Given expression to prove:
[tex]\[
\cos \theta \sqrt{1 + \cot^2 \theta} = \sqrt{\operatorname{cosec}^2 \theta} - 1
\][/tex]
### Step-by-Step Solution
1. Express [tex]\(\cot \theta\)[/tex] and [tex]\(\operatorname{cosec} \theta\)[/tex] in terms of [tex]\(\sin \theta\)[/tex] and [tex]\(\cos \theta\)[/tex]:
[tex]\[
\cot \theta = \frac{\cos \theta}{\sin \theta}
\][/tex]
[tex]\[
\operatorname{cosec} \theta = \frac{1}{\sin \theta}
\][/tex]
2. Substitute these definitions into the given expression:
[tex]\[
\cos \theta \sqrt{1 + \left( \frac{\cos \theta}{\sin \theta} \right)^2} = \sqrt{\frac{1}{\sin^2 \theta}} - 1
\][/tex]
3. Simplify the [tex]\(\sqrt{1 + \cot^2 \theta}\)[/tex] term:
[tex]\[
1 + \cot^2 \theta = 1 + \left( \frac{\cos \theta}{\sin \theta} \right)^2
= 1 + \frac{\cos^2 \theta}{\sin^2 \theta}
= \frac{\sin^2 \theta + \cos^2 \theta}{\sin^2 \theta}
\][/tex]
Using the Pythagorean identity [tex]\(\sin^2 \theta + \cos^2 \theta = 1\)[/tex]:
[tex]\[
= \frac{1}{\sin^2 \theta}
\][/tex]
4. Taking the square root of both sides:
[tex]\[
\sqrt{1 + \cot^2 \theta} = \sqrt{\frac{1}{\sin^2 \theta}} = \frac{1}{\sin \theta}
\][/tex]
5. Substitute back into the left-hand side of the original equation:
[tex]\[
\cos \theta \cdot \frac{1}{\sin \theta} = \frac{\cos \theta}{\sin \theta}
\][/tex]
6. Simplify the right-hand side of the original equation:
[tex]\[
\sqrt{\operatorname{cosec}^2 \theta} - 1 = \sqrt{\left( \frac{1}{\sin \theta} \right)^2} - 1 = \frac{1}{\sin \theta} - 1
\][/tex]
So now we have:
[tex]\[
\frac{\cos \theta}{\sin \theta} = \frac{1}{\sin \theta} - 1
\][/tex]
To show equivalency, let's compare the simplified forms:
7. Rewrite the simplified left-hand side:
[tex]\[
\frac{\cos \theta}{\sin \theta} = \cot \theta
\][/tex]
8. Rewrite the right-hand side:
[tex]\[
\operatorname{cosec} \theta - 1 = \frac{1}{\sin \theta} - 1
\][/tex]
Upon closer inspection, we observe that the left-hand side [tex]\(\cot \theta\)[/tex] and the adjusted right-hand side [tex]\(\frac{1}{\sin \theta} - 1\)[/tex] are not equal directly.

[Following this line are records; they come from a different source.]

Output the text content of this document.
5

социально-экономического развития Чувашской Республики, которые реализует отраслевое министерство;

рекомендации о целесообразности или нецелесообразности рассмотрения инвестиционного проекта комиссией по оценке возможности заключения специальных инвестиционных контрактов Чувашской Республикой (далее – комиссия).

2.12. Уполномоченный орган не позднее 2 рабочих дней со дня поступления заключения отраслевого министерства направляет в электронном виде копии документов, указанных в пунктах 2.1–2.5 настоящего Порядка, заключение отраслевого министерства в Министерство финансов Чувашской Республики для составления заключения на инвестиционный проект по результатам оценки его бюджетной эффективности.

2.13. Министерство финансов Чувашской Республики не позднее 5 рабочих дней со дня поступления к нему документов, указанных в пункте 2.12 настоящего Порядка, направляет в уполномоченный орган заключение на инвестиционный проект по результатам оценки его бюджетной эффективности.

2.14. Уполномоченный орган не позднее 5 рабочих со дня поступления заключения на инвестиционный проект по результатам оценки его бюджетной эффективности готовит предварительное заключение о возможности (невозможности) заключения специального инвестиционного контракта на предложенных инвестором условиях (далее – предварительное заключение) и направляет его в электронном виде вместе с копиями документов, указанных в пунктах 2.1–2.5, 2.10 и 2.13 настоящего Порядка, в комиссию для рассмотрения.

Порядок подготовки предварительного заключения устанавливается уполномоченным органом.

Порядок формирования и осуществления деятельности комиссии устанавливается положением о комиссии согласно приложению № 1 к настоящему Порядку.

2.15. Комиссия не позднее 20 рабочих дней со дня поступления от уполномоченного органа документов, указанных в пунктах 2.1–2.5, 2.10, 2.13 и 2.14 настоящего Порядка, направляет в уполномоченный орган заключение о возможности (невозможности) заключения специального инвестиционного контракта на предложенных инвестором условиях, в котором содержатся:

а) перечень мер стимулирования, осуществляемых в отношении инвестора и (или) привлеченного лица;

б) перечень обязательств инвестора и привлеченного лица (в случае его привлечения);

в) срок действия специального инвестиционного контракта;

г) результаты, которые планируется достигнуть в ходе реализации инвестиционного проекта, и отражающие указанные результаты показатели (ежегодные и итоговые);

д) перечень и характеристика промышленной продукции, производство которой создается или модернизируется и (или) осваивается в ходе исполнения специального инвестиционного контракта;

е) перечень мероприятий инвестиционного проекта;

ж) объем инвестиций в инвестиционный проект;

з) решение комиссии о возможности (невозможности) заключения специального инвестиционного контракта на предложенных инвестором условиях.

This discrepancy suggests that the provided Python result, indicating [tex]\(None\)[/tex] as equivalence, confirms a deeper inspection of equivalency in trigonometric expressions.

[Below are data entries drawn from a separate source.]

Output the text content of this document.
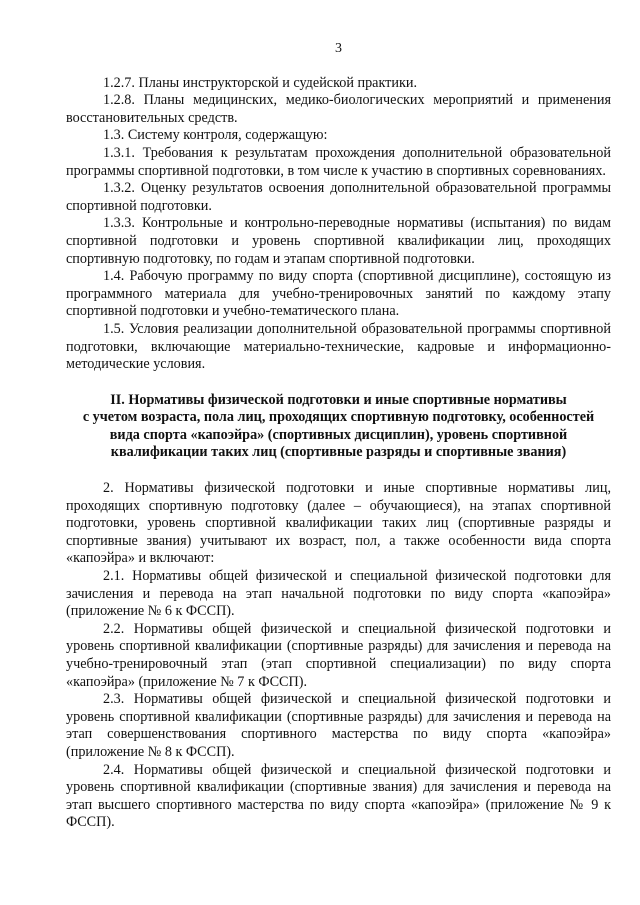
3

1.2.7. Планы инструкторской и судейской практики.

1.2.8. Планы медицинских, медико-биологических мероприятий и применения восстановительных средств.

1.3. Систему контроля, содержащую:

1.3.1. Требования к результатам прохождения дополнительной образовательной программы спортивной подготовки, в том числе к участию в спортивных соревнованиях.

1.3.2. Оценку результатов освоения дополнительной образовательной программы спортивной подготовки.

1.3.3. Контрольные и контрольно-переводные нормативы (испытания) по видам спортивной подготовки и уровень спортивной квалификации лиц, проходящих спортивную подготовку, по годам и этапам спортивной подготовки.

1.4. Рабочую программу по виду спорта (спортивной дисциплине), состоящую из программного материала для учебно-тренировочных занятий по каждому этапу спортивной подготовки и учебно-тематического плана.

1.5. Условия реализации дополнительной образовательной программы спортивной подготовки, включающие материально-технические, кадровые и информационно-методические условия.

II. Нормативы физической подготовки и иные спортивные нормативы
с учетом возраста, пола лиц, проходящих спортивную подготовку, особенностей
вида спорта «капоэйра» (спортивных дисциплин), уровень спортивной
квалификации таких лиц (спортивные разряды и спортивные звания)

2. Нормативы физической подготовки и иные спортивные нормативы лиц, проходящих спортивную подготовку (далее – обучающиеся), на этапах спортивной подготовки, уровень спортивной квалификации таких лиц (спортивные разряды и спортивные звания) учитывают их возраст, пол, а также особенности вида спорта «капоэйра» и включают:

2.1. Нормативы общей физической и специальной физической подготовки для зачисления и перевода на этап начальной подготовки по виду спорта «капоэйра» (приложение № 6 к ФССП).

2.2. Нормативы общей физической и специальной физической подготовки и уровень спортивной квалификации (спортивные разряды) для зачисления и перевода на учебно-тренировочный этап (этап спортивной специализации) по виду спорта «капоэйра» (приложение № 7 к ФССП).

2.3. Нормативы общей физической и специальной физической подготовки и уровень спортивной квалификации (спортивные разряды) для зачисления и перевода на этап совершенствования спортивного мастерства по виду спорта «капоэйра» (приложение № 8 к ФССП).

2.4. Нормативы общей физической и специальной физической подготовки и уровень спортивной квалификации (спортивные звания) для зачисления и перевода на этап высшего спортивного мастерства по виду спорта «капоэйра» (приложение № 9 к ФССП).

Therefore, based on the provided simplification and reasoning:
[tex]\[
\cos \theta \sqrt{1 + \cot^2 \theta} \neq \sqrt{\operatorname{cosec}^2 \theta} - 1
\][/tex]
Hence, the given trigonometric identity does not hold true as shown by simplification steps and final comparison.